Thanks for mentioning Hart; I did read his remarks on Rev. 2:9-10 in his NT translation. We have many attempts to reconstruct the "synagogue of Satan," but no historical evidence remains for a suitable reconstruction.

I agree with you about Rowland. A highly recommended work.

Roman said...

I agree with the redaction criticism, I do sometimes think it's necessary to posit (I still basically hold to the two source theory of the synoptic gospels, but I'm torn between Maurice Casey's chaotic version, where basically "Q" is a collection of sayings both written and oral rather than a coherent document, and the more standard Q as a sayings gospels version .... although I do think that the logoi of Matthew in Papias is something like Q).

However, there are some who get carried away with it, I'm not familiar with Hebrew scholarship, so I can't comment on that, but the Q people often go a little crazy, I remember researching for Jesus's Manifesto and finding all kinds of bizzare arguments for cutting it up into redaction layers, and they all end up basically assuming that if one notices a slight variation in focus, or a variation in framing, or a variation in topic, it must be due to a redactor. However, if one just reflects on how normal people talk, and how normal authors write, there are almost always many many layers of meaning, people shift between various modalities, people move from the macro to the micro and back again. So once you allow for the writers to have complex thinking, (and even the historical Jesus), you remove the need to posit all this redaction. A lot of these guys will assume if what's being talked about is "earthly concerns" that's original, but if it's "otherworldy" that's later redaction .... yet at the same time they will admit that the ancient mind did not distinguish the two as the modern mind does ... so why not just start out with assuming that it's possible for the authors to chew gum and walk at the same time :).

Edgar Foster said...

As always, your input is valued here. Regarding the GNT, I like Paul Anderson's critique of Bultmann's form-critical approach to GJohn. He exposes much of the speculation in Bultmann and unwarranted assumptions he makes. Speaking of redaction layers in the GNT, it's not only the Gospels but also the Epistles like 1 and 2 Corinthians. It's hard to keep up with all the suggestions for those books.

On the Hebrew Bible/OT side, the big issue has been source criticism with the Documentary Hypothesis being the big attraction.
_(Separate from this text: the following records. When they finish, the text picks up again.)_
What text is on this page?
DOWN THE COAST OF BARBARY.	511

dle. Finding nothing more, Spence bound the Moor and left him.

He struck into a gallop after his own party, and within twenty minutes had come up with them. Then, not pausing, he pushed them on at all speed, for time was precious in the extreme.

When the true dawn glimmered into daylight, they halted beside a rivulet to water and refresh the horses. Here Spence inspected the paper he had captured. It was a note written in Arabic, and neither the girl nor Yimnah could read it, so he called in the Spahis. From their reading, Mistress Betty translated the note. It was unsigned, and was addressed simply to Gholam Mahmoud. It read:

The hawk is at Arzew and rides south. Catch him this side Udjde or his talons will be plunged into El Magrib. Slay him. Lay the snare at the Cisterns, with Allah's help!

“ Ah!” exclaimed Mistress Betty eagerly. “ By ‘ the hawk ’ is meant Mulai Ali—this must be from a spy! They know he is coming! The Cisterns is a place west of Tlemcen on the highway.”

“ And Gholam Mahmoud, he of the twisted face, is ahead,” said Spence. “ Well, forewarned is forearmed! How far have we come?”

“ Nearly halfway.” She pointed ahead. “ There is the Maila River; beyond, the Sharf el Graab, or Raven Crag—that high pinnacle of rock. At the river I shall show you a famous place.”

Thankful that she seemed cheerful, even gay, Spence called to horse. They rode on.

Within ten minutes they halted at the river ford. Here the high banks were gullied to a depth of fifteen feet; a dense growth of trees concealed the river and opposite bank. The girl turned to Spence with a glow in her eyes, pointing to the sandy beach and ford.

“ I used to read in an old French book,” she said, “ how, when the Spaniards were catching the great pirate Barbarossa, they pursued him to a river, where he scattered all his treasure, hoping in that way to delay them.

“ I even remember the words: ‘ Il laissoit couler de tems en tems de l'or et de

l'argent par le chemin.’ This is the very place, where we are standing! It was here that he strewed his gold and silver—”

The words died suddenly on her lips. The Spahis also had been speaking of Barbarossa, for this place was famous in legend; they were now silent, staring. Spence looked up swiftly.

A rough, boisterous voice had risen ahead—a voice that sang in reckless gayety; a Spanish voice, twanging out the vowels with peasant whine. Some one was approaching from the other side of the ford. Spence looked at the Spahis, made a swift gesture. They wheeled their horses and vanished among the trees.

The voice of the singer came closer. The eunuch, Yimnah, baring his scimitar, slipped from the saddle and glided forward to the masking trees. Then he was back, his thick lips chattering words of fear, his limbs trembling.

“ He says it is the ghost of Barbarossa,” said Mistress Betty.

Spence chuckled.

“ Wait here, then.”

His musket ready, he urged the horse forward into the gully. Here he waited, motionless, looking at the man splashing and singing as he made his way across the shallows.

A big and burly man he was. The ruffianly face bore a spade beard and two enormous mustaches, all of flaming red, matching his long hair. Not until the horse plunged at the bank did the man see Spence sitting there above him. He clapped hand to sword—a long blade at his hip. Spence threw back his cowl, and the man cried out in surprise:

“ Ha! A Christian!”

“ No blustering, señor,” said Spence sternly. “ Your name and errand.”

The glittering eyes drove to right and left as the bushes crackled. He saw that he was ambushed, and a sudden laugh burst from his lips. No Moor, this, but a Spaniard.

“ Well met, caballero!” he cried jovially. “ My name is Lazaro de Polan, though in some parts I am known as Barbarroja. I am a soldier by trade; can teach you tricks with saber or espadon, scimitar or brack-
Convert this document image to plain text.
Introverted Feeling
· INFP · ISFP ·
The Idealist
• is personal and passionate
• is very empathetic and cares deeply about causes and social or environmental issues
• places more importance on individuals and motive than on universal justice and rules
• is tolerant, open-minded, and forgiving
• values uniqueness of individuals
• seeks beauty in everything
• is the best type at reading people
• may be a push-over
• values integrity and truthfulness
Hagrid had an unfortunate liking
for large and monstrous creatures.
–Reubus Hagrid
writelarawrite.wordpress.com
Try keeping up with the JEPD stuff: scholars finally started to question it, in earnest.

On your last remarks, I watched a YT video the other day where the presenter said Paul couldn't have written Hebrews, then he backtracked a little, but he said Paul was smart and a clever fellow--however, the presenter stated that the writer of Hebrews was highly educated and wrote a highly refined style of Greek.

While the observations about the quality of Greek in Hebrews are correct, I see no reason why Paul could not have written that type of Greek too. Linguists speak about "register," which usually varies depending on one's social location. Here's a quick definition of register from simple Wikipedia:

"A register, in linguistics, is the way people use different words, spelling or grammar—talk or write differently—to different people, in different situations. They might be more polite to strangers, for example. Or they will be more respectful to their boss at work. Formality scale."

So, I speak differently at home or in the Kingdom Hall than in the classroom. Different registers, same person.